Biden: “Nihai Cevap İki Devletli Çözüm”
Başkan Biden, basın mensuplarına yaptığı bir konuşmada İsrail’in Gazze’ye saldırılarının ne kadar süreceğini bilmediğini belirterek Filistin meselesinde nihai cevabın iki devletli çözüm olduğunu kaydetti. Uluslararası tepkilere ve ateşkes çağrılara kayıtsız kalmakta zorlanan Biden, Amerikan kamuoyundan gelen baskıların artması ile söyleminde ton değişikliğine gitmeye başladı. Biden, İsrail Başbakanı Netanyahu’ya Gazze’nin işgal edilmesinin büyük hata olacağını net bir şekilde ifade ettiğini ve iki devletli çözüm olmadan İsrail-Hamas arasındaki çatışmasının bitmeyeceğini düşündüğünü söyledi. İsrail’e Gazze’deki savaşı durdurması gerektiğini ne zaman söyleyeceği konusunda kesin bir fikri olmadığını belirten Biden, savaşın “Hamas’ın etkisiz hale getirilmesinden sonra” sona ereceğini kaydetti.
Dışişleri Bakanı Antony Blinken Perşembe günü İsrail’i Batı Şeria’da Filistinlilere yönelik yerleşimci şiddetini durdurmak için “acil” önlem almaya çağırdı. Blinken bu çağrıyı Netanyahu’nun savaş kabinesinde yer alan muhalefet lideri Benny Gantz ile yaptığı bir telefon görüşmesinde dile getirdi. ABD Dışişleri Bakanlığı Sözcüsü Miller, Blinken’ın “artan yerleşimci aşırılıkçı şiddetiyle yüzleşmek de dahil olmak üzere Batı Şeria’daki gerilimi azaltmaya yönelik olumlu adımlara acil ihtiyaç duyulduğunu vurguladığını” söyledi. Miller, savaş cephesinde Blinken’ın Gantz ile “Gazze’ye kritik insani yardımların geçişini arttırma ve hızlandırma çabalarını ele aldıklarını” ifade etti. BM İnsani İşler Koordinasyon Ofisi’ne (OHCA) göre İsrail-Hamas savaşının başlamasından bu yana İsrailli yerleşimcilerin şiddet eylemleri önemli ölçüde artmış durumda.

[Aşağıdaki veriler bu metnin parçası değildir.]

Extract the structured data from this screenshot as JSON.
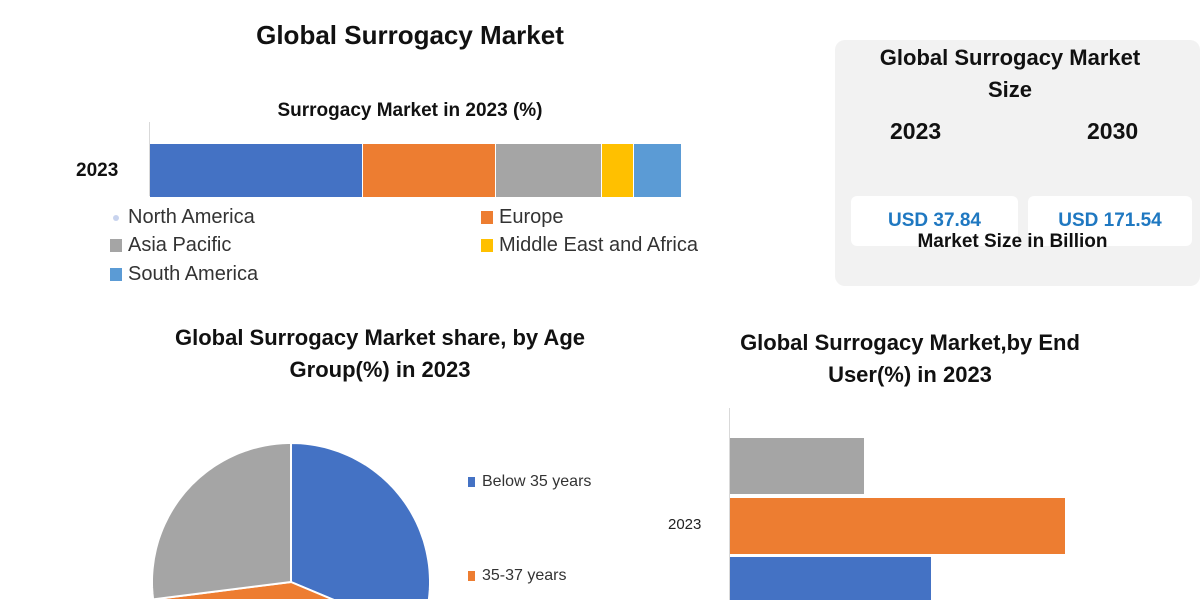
{
  "title": "Global Surrogacy Market",
  "size_panel": {
    "title": "Global Surrogacy Market Size",
    "years": [
      "2023",
      "2030"
    ],
    "values": [
      "USD 37.84",
      "USD 171.54"
    ],
    "note": "Market Size in Billion",
    "value_color": "#1f78c1"
  },
  "chart_data": [
    {
      "type": "bar",
      "orientation": "horizontal-stacked",
      "title": "Surrogacy Market in 2023 (%)",
      "categories": [
        "2023"
      ],
      "series": [
        {
          "name": "North America",
          "values": [
            40
          ],
          "color": "#4472c4"
        },
        {
          "name": "Europe",
          "values": [
            25
          ],
          "color": "#ed7d31"
        },
        {
          "name": "Asia Pacific",
          "values": [
            20
          ],
          "color": "#a5a5a5"
        },
        {
          "name": "Middle East and Africa",
          "values": [
            6
          ],
          "color": "#ffc000"
        },
        {
          "name": "South America",
          "values": [
            9
          ],
          "color": "#5b9bd5"
        }
      ],
      "legend": "bottom"
    },
    {
      "type": "pie",
      "title": "Global Surrogacy Market share, by Age Group(%) in 2023",
      "slices": [
        {
          "name": "Below 35 years",
          "value": 45,
          "color": "#4472c4"
        },
        {
          "name": "35-37 years",
          "value": 28,
          "color": "#ed7d31"
        },
        {
          "name": "",
          "value": 27,
          "color": "#a5a5a5"
        }
      ],
      "legend": "right"
    },
    {
      "type": "bar",
      "orientation": "horizontal-clustered",
      "title": "Global Surrogacy Market,by End User(%) in 2023",
      "categories": [
        "2023"
      ],
      "series": [
        {
          "values": [
            20
          ],
          "color": "#a5a5a5"
        },
        {
          "values": [
            50
          ],
          "color": "#ed7d31"
        },
        {
          "values": [
            30
          ],
          "color": "#4472c4"
        }
      ]
    }
  ]
}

Gazze’deki en büyük hastane kompleksi olan Şifa Hastanesi’ne operasyon düzenleyen İsrail askerleri, hastane odalarında ve bodrum katında arama yaptı. Askerlerin Hamas savaşçıları ve silah araması yaptığı operasyon, hastanenin içinde mahsur kalan binlerce sivilin durumuyla ilgili uluslararası kaygıların artmasına yol açtı. İsrail, hastanenin altındaki tünellerde Hamas militanları olduğunu ve örgütün hastaları canlı kalkan olarak kullandığını iddia ediyor. Hamas ise bu iddiayı reddediyor. İsrailli askeri bir yetkili, İsrail kuvvetlerinin hastanede “silah ve diğer terör altyapıları” bulduğunu söyledi ve Hamas’ın Şifa Hastanesi’ni karargâhı olarak kullandığına ilişkin somut kanıt gördüklerini ileri sürdü. Hamas ise bunları “İsrail’in Gazze’deki sağlık sektörünü yok etmeyi hedefleyen suçunu haklı çıkarmak için ürettiği yalanların ve ucuz propagandanın devamı” olarak niteledi. Hastanelere saldırarak savaş suçu işleyen ve insan hakları ihlallerine devam eden İsrail, Hamas’ın hastaneyi üs olarak kullandığına dair iddialarını kanıtlamaya çalışarak suçlamalardan ve baskılardan kurtulmak istiyor. Amerikan istihbaratının hastanenin olduğu bölgede Hamas tarafından kullanılan tüneller olduğu görüşünde olduğu da Amerikan medyasında yer almıştı.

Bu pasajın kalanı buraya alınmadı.